Now, in Dangerous Kiss, when a member of her family is brutally gunned down in a random holdup, her fury knows no bounds. While she is tracking the killer, her relationship with her husband, charismatic writer and director Lennie Golden, is put to the test. Then, suddenly, into her life comes a man from her past—a man with a dangerous kiss.
Dangerous Kiss is a story of raw anger, love, lust, murder, and revenge, and at its white-hot center is Lucky Santangelo, a strong, exciting woman who dares to take chances—and always wins.

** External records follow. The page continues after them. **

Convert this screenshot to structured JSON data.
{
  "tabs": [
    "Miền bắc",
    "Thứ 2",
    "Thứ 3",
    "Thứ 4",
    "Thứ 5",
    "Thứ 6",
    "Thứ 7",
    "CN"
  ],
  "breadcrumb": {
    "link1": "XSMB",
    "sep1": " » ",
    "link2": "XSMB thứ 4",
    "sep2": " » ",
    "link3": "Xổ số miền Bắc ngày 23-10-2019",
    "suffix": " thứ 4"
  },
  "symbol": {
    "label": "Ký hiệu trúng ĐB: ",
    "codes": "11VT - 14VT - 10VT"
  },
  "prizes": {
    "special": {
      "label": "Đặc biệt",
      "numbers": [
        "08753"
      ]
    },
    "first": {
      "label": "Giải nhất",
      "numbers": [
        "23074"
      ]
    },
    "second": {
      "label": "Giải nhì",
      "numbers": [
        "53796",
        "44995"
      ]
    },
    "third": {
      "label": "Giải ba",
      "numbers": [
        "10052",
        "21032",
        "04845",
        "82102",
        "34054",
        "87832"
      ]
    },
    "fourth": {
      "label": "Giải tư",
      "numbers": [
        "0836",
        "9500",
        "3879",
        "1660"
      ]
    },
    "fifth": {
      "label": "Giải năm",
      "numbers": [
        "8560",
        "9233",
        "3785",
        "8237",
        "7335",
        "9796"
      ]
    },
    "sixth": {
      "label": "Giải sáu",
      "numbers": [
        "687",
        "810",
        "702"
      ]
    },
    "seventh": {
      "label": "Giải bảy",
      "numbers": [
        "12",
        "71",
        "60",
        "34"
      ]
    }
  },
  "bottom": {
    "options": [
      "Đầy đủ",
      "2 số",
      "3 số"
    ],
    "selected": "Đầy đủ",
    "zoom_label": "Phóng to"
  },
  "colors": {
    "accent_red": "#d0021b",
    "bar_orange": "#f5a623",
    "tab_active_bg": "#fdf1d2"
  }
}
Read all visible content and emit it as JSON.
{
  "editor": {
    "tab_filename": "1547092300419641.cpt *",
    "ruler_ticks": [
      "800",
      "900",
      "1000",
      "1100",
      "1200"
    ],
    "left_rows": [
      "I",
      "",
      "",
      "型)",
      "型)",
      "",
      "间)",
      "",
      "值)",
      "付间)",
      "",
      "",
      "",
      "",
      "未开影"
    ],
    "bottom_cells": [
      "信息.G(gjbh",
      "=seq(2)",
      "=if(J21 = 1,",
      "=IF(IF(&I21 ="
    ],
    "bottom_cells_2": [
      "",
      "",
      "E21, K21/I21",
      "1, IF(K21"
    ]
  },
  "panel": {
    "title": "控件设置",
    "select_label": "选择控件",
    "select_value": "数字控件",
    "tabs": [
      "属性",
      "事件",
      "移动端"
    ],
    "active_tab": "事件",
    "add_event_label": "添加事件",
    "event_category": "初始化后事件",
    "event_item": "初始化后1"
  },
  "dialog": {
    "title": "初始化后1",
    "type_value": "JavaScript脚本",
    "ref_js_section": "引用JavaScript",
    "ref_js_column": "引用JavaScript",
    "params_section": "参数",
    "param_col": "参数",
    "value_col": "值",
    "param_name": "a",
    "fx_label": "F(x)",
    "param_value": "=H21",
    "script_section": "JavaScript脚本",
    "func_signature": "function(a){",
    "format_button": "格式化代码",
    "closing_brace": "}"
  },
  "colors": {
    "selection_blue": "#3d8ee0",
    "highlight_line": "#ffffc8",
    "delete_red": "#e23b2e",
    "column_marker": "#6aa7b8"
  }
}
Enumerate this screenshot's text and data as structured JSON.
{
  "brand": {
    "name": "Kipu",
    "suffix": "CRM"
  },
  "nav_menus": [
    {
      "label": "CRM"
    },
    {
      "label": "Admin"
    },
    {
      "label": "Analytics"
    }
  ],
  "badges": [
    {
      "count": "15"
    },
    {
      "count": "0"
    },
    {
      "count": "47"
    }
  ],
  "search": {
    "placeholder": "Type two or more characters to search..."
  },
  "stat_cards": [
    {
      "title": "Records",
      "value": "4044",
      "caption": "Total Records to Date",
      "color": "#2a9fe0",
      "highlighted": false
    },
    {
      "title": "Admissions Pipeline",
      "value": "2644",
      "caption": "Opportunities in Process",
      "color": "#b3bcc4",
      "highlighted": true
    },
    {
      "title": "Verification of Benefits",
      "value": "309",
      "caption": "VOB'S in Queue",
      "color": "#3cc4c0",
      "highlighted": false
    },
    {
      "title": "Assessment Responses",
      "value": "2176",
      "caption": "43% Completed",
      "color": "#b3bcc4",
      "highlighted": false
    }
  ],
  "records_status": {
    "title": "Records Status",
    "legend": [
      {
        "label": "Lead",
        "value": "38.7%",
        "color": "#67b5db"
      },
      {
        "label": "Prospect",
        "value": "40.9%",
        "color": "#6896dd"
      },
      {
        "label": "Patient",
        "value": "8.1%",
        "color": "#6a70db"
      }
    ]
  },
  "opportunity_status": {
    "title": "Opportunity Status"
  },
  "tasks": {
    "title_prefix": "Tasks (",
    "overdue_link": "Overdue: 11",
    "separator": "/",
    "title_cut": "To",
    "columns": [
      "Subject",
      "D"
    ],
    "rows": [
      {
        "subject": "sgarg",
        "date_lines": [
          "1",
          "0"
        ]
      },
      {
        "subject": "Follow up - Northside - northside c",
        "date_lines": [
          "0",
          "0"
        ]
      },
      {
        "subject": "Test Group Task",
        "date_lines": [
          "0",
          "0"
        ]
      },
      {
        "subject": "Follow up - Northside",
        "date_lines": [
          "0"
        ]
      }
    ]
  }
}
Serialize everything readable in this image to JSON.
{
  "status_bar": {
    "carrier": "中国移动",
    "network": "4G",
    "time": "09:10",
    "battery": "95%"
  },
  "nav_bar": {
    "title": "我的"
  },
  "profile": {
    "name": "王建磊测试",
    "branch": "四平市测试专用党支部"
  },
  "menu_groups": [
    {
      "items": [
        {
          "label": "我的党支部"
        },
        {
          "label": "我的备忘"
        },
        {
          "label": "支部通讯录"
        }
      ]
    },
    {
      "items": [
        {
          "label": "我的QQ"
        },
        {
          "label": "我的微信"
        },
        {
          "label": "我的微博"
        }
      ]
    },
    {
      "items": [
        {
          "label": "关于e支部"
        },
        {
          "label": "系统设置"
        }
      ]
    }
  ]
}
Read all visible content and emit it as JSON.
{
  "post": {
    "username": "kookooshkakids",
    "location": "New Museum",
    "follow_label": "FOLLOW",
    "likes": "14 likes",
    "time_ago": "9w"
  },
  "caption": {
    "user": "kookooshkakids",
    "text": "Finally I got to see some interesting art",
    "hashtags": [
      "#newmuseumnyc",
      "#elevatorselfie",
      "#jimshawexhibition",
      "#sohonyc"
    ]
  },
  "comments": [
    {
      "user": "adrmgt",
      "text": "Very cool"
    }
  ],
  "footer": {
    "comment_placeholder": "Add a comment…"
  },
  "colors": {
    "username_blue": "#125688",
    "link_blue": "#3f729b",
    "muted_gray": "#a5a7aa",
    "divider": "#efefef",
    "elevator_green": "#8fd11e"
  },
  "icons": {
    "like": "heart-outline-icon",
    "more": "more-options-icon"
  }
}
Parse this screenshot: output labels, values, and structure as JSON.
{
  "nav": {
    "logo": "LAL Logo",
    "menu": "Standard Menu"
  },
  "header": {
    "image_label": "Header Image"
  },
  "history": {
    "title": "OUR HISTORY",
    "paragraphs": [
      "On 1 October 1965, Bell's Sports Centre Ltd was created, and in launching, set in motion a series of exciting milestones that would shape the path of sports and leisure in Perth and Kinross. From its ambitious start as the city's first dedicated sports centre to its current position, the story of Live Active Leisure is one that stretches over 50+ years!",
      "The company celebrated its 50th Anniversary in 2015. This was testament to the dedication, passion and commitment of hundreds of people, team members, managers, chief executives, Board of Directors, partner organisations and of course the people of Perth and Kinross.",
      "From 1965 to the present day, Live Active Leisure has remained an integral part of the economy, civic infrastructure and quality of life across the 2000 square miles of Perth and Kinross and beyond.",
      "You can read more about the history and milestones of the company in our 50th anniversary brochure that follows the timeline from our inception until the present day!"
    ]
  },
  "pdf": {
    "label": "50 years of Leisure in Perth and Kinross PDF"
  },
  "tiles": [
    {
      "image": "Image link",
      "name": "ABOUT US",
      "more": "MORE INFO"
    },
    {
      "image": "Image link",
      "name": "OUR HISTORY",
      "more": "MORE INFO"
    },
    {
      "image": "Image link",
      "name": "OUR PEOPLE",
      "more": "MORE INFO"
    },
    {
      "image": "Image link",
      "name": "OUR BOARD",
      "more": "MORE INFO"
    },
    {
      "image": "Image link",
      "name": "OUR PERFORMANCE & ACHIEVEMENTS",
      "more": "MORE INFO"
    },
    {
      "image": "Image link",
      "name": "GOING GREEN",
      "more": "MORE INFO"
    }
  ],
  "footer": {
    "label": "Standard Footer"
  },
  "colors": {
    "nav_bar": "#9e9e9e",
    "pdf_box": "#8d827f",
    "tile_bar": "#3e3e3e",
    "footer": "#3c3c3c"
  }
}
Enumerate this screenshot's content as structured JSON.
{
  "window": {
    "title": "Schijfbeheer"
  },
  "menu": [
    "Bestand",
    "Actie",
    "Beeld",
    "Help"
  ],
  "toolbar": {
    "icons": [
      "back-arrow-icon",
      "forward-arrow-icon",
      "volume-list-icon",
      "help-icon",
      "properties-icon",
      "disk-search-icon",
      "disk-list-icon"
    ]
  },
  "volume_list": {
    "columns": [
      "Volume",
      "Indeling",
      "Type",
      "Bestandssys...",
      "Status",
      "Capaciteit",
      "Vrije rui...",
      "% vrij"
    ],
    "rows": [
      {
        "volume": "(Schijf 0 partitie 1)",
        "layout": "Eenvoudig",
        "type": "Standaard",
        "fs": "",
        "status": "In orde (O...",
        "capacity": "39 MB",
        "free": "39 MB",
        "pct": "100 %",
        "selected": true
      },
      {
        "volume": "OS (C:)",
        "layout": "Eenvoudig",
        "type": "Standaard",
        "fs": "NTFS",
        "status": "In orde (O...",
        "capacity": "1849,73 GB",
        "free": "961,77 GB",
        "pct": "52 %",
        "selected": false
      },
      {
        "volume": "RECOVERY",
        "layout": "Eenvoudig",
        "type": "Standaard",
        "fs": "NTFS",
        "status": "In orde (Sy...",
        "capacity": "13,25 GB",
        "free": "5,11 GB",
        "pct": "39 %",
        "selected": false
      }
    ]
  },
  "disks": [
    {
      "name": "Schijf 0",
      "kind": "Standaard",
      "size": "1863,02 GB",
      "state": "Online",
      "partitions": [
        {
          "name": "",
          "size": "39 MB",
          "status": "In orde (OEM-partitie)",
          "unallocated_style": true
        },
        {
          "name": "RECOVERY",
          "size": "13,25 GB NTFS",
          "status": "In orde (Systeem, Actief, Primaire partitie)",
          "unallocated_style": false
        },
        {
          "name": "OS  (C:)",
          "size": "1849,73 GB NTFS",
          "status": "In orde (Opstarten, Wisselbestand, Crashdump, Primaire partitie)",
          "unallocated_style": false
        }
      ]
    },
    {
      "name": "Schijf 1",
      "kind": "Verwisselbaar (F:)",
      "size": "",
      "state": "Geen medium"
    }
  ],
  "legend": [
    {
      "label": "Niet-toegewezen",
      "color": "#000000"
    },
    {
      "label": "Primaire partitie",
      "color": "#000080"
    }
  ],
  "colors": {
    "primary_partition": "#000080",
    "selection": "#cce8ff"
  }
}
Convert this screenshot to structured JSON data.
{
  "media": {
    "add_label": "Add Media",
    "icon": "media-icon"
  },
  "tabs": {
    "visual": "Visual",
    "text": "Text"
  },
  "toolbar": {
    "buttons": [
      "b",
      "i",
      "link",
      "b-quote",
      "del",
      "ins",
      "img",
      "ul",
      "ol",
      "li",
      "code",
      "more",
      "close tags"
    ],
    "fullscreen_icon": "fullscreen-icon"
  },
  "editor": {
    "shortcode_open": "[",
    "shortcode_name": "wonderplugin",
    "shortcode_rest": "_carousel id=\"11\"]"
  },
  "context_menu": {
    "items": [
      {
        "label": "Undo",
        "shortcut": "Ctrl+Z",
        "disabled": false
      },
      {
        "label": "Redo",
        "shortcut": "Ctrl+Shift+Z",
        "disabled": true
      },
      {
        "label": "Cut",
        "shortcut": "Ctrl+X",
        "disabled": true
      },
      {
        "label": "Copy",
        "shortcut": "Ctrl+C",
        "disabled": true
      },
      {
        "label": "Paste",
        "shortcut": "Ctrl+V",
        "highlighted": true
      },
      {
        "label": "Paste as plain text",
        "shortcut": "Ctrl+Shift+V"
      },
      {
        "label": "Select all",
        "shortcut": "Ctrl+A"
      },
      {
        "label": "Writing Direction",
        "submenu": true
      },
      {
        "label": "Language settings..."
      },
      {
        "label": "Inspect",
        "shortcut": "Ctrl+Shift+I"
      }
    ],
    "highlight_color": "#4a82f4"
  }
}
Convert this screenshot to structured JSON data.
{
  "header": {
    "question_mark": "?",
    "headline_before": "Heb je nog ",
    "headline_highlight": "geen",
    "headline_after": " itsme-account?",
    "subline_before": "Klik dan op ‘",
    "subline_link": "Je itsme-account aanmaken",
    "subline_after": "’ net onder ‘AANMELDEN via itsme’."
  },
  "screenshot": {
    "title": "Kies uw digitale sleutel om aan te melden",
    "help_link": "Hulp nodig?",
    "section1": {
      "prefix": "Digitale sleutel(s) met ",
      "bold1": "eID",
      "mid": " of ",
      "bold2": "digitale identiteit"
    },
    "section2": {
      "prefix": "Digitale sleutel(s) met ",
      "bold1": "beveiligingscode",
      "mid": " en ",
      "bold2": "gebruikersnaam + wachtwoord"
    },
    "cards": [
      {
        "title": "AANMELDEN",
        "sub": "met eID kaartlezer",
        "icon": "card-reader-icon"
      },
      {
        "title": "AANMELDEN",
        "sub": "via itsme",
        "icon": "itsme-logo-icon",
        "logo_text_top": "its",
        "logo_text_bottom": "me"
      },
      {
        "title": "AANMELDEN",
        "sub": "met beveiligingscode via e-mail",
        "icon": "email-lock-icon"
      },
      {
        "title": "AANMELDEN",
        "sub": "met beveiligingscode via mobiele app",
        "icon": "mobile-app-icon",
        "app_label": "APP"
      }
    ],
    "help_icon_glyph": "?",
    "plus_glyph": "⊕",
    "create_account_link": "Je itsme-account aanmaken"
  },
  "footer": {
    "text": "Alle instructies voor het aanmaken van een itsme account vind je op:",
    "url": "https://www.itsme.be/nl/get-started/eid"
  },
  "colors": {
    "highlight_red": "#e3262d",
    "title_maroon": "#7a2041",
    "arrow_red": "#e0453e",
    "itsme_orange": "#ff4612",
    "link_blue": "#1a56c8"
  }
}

Lucky's back--and the myriad fans of the Santangelo novels (most recently, Vendetta) will be glued to the page. Once again, Lucky has the weight of the world on her gorgeous shoulders. Again, she triumphs in love and business, with enough violence in her wake to make Mickey Spillane shudder. Daughter of mobster Gino, whose Las Vegas empire was her proving ground in previous novels, Lucky's a chip off the headstrong block. She's Lennie Golden's hot, adoring wife (as long as she doesn't have to make lunch), a doting mom (who frequently packs the kids off for the weekend) and a major Hollywood player as the head of Panther Studios--until she abruptly decides to sell. Most of her ardor and energy, though, go into troubleshooting for her large, biracial, multinational clan, including her black half-brother, Steven, a handsome lawyer whose actress wife, Mary Lou, is killed during a carjacking (Lennie's at the wheel), and her goddaughter, Brigette, supermodel and ultra-rich Greek shipping heiress who falls prey to a no-account count and is forcibly addicted to heroin while pregnant. As Lennie battles depression, Lucky struggles with the attentions of director Alex Woods, who never lets her forget the night they shared while Lennie was sweating a prequel kidnapping ordeal in an Italian cave. (Collins doesn't shortchange the new reader on back story.) Fierce monogamist Lucky excuses her own slip (she'd thought Lennie was dead) but has a hard time forgiving Lennie when his Sicilian rescuer, bosomy Claudia, appears with a hearing-impaired five-year-old son who's a Lennie look-alike. Claudia conveniently dies saving Lennie's life once more, for Collins shares Lucky's ruthlessness with people in her way. Believable? Not for a minute. Entertaining? Of course.